The aim of this paper regards the analysis of privacy management of wearable devices (hereinafter “WD”) absorbing personal data from a user’s body and from his or her behaviour. There are many discussions on privacy, and WD privacy management is only one of them, while the main one is about what privacy is. Indeed, there are different opinions on managing the most individual private information. On the one hand, some people affirm that privacy, in an age of invasive electronic communication, should be a fundamental right. On the other hand, other views support that privacy has to be treated as an additional service that the user can buy if markets are interested in it. Indeed, the strict contact between the user’s body and the wearable device may give the impression that privacy is a “plus” service included with the WD product. However, privacy regards an individual fundamental right, and personal data collected through WD (or through other devices that are in close contact with user’s body and life) have to be strongly protected.

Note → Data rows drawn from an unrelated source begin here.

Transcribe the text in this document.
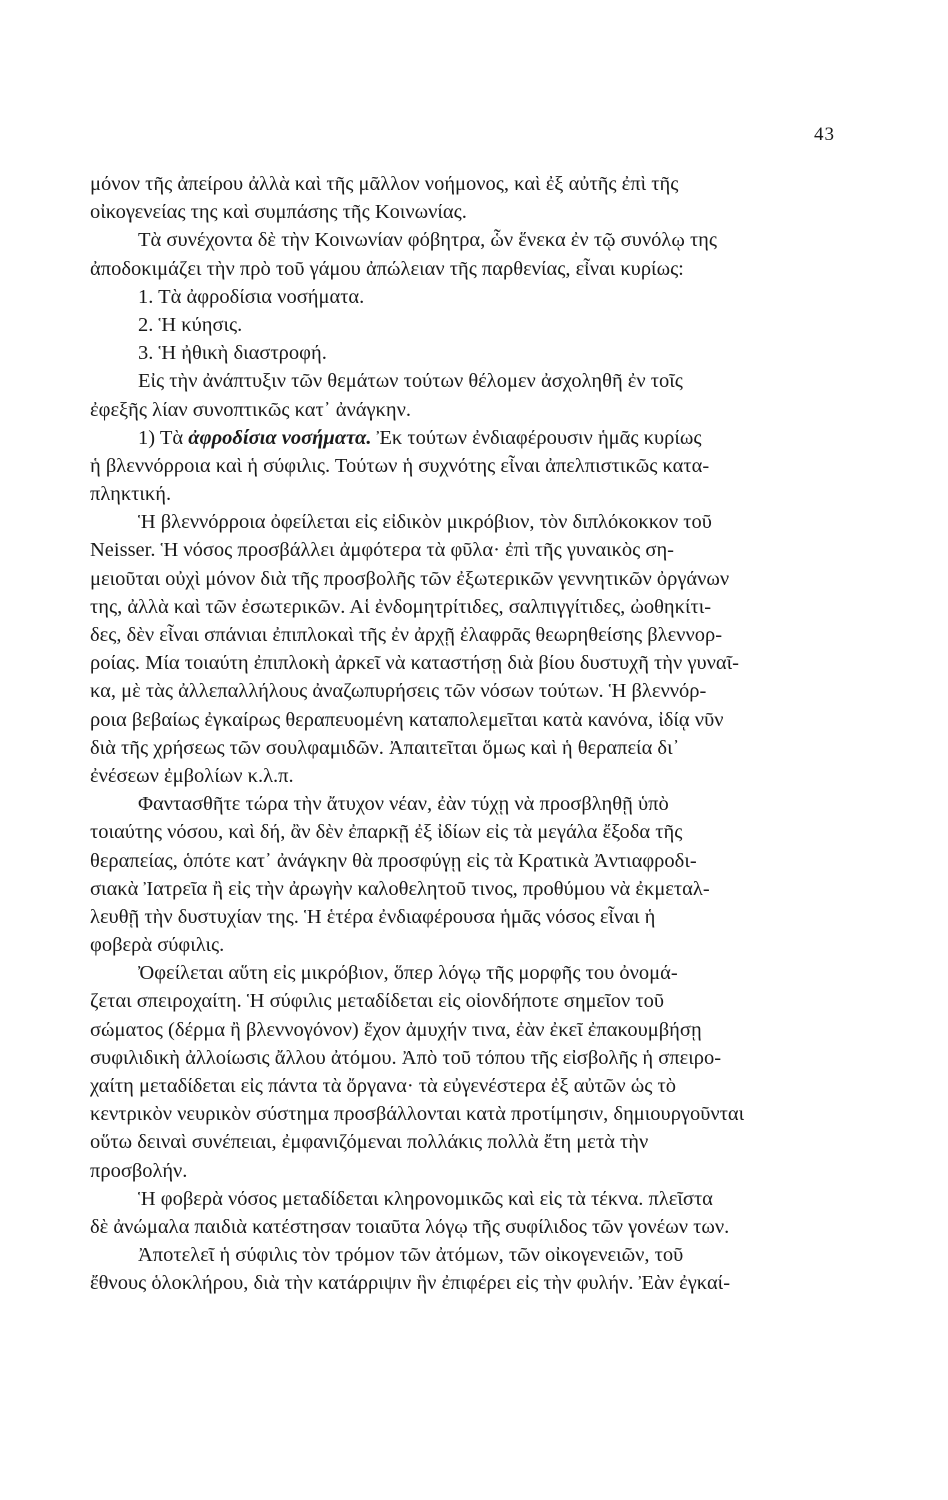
43
μόνον τῆς ἀπείρου ἀλλὰ καὶ τῆς μᾶλλον νοήμονος, καὶ ἐξ αὐτῆς ἐπὶ τῆς
οἰκογενείας της καὶ συμπάσης τῆς Κοινωνίας.
Τὰ συνέχοντα δὲ τὴν Κοινωνίαν φόβητρα, ὧν ἕνεκα ἐν τῷ συνόλῳ της
ἀποδοκιμάζει τὴν πρὸ τοῦ γάμου ἀπώλειαν τῆς παρθενίας, εἶναι κυρίως:
1. Τὰ ἀφροδίσια νοσήματα.
2. Ἡ κύησις.
3. Ἡ ἠθικὴ διαστροφή.
Εἰς τὴν ἀνάπτυξιν τῶν θεμάτων τούτων θέλομεν ἀσχοληθῆ ἐν τοῖς
ἐφεξῆς λίαν συνοπτικῶς κατ᾽ ἀνάγκην.
1) Τὰ ἀφροδίσια νοσήματα. Ἐκ τούτων ἐνδιαφέρουσιν ἡμᾶς κυρίως
ἡ βλεννόρροια καὶ ἡ σύφιλις. Τούτων ἡ συχνότης εἶναι ἀπελπιστικῶς κατα-
πληκτική.
Ἡ βλεννόρροια ὀφείλεται εἰς εἰδικὸν μικρόβιον, τὸν διπλόκοκκον τοῦ
Neisser. Ἡ νόσος προσβάλλει ἀμφότερα τὰ φῦλα· ἐπὶ τῆς γυναικὸς ση-
μειοῦται οὐχὶ μόνον διὰ τῆς προσβολῆς τῶν ἐξωτερικῶν γεννητικῶν ὀργάνων
της, ἀλλὰ καὶ τῶν ἐσωτερικῶν. Αἱ ἐνδομητρίτιδες, σαλπιγγίτιδες, ὠοθηκίτι-
δες, δὲν εἶναι σπάνιαι ἐπιπλοκαὶ τῆς ἐν ἀρχῇ ἐλαφρᾶς θεωρηθείσης βλεννορ-
ροίας. Μία τοιαύτη ἐπιπλοκὴ ἀρκεῖ νὰ καταστήσῃ διὰ βίου δυστυχῆ τὴν γυναῖ-
κα, μὲ τὰς ἀλλεπαλλήλους ἀναζωπυρήσεις τῶν νόσων τούτων. Ἡ βλεννόρ-
ροια βεβαίως ἐγκαίρως θεραπευομένη καταπολεμεῖται κατὰ κανόνα, ἰδίᾳ νῦν
διὰ τῆς χρήσεως τῶν σουλφαμιδῶν. Ἀπαιτεῖται ὅμως καὶ ἡ θεραπεία δι᾽
ἐνέσεων ἐμβολίων κ.λ.π.
Φαντασθῆτε τώρα τὴν ἄτυχον νέαν, ἐὰν τύχῃ νὰ προσβληθῇ ὑπὸ
τοιαύτης νόσου, καὶ δή, ἂν δὲν ἐπαρκῇ ἐξ ἰδίων εἰς τὰ μεγάλα ἔξοδα τῆς
θεραπείας, ὁπότε κατ᾽ ἀνάγκην θὰ προσφύγῃ εἰς τὰ Κρατικὰ Ἀντιαφροδι-
σιακὰ Ἰατρεῖα ἢ εἰς τὴν ἀρωγὴν καλοθελητοῦ τινος, προθύμου νὰ ἐκμεταλ-
λευθῇ τὴν δυστυχίαν της. Ἡ ἑτέρα ἐνδιαφέρουσα ἡμᾶς νόσος εἶναι ἡ
φοβερὰ σύφιλις.
Ὀφείλεται αὕτη εἰς μικρόβιον, ὅπερ λόγῳ τῆς μορφῆς του ὀνομά-
ζεται σπειροχαίτη. Ἡ σύφιλις μεταδίδεται εἰς οἱονδήποτε σημεῖον τοῦ
σώματος (δέρμα ἢ βλεννογόνον) ἔχον ἀμυχήν τινα, ἐὰν ἐκεῖ ἐπακουμβήσῃ
συφιλιδικὴ ἀλλοίωσις ἄλλου ἀτόμου. Ἀπὸ τοῦ τόπου τῆς εἰσβολῆς ἡ σπειρο-
χαίτη μεταδίδεται εἰς πάντα τὰ ὄργανα· τὰ εὐγενέστερα ἐξ αὐτῶν ὡς τὸ
κεντρικὸν νευρικὸν σύστημα προσβάλλονται κατὰ προτίμησιν, δημιουργοῦνται
οὕτω δειναὶ συνέπειαι, ἐμφανιζόμεναι πολλάκις πολλὰ ἔτη μετὰ τὴν
προσβολήν.
Ἡ φοβερὰ νόσος μεταδίδεται κληρονομικῶς καὶ εἰς τὰ τέκνα. πλεῖστα
δὲ ἀνώμαλα παιδιὰ κατέστησαν τοιαῦτα λόγῳ τῆς συφίλιδος τῶν γονέων των.
Ἀποτελεῖ ἡ σύφιλις τὸν τρόμον τῶν ἀτόμων, τῶν οἰκογενειῶν, τοῦ
ἔθνους ὁλοκλήρου, διὰ τὴν κατάρριψιν ἣν ἐπιφέρει εἰς τὴν φυλήν. Ἐὰν ἐγκαί-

This paper is organized as follows: 1. it analyzes what WDs are and what the privacy issues are involved using them; 2. then, the paper briefly defines habeas corpus in an historical sense and its transformation into the concept of “habeas data”; 3. it shows some of the most sensitive cases of privacy protection using WDs; 4. the article compares the U. S. and E. U. legal perspective on these issues; 5. finally, it offers some concise conclusions.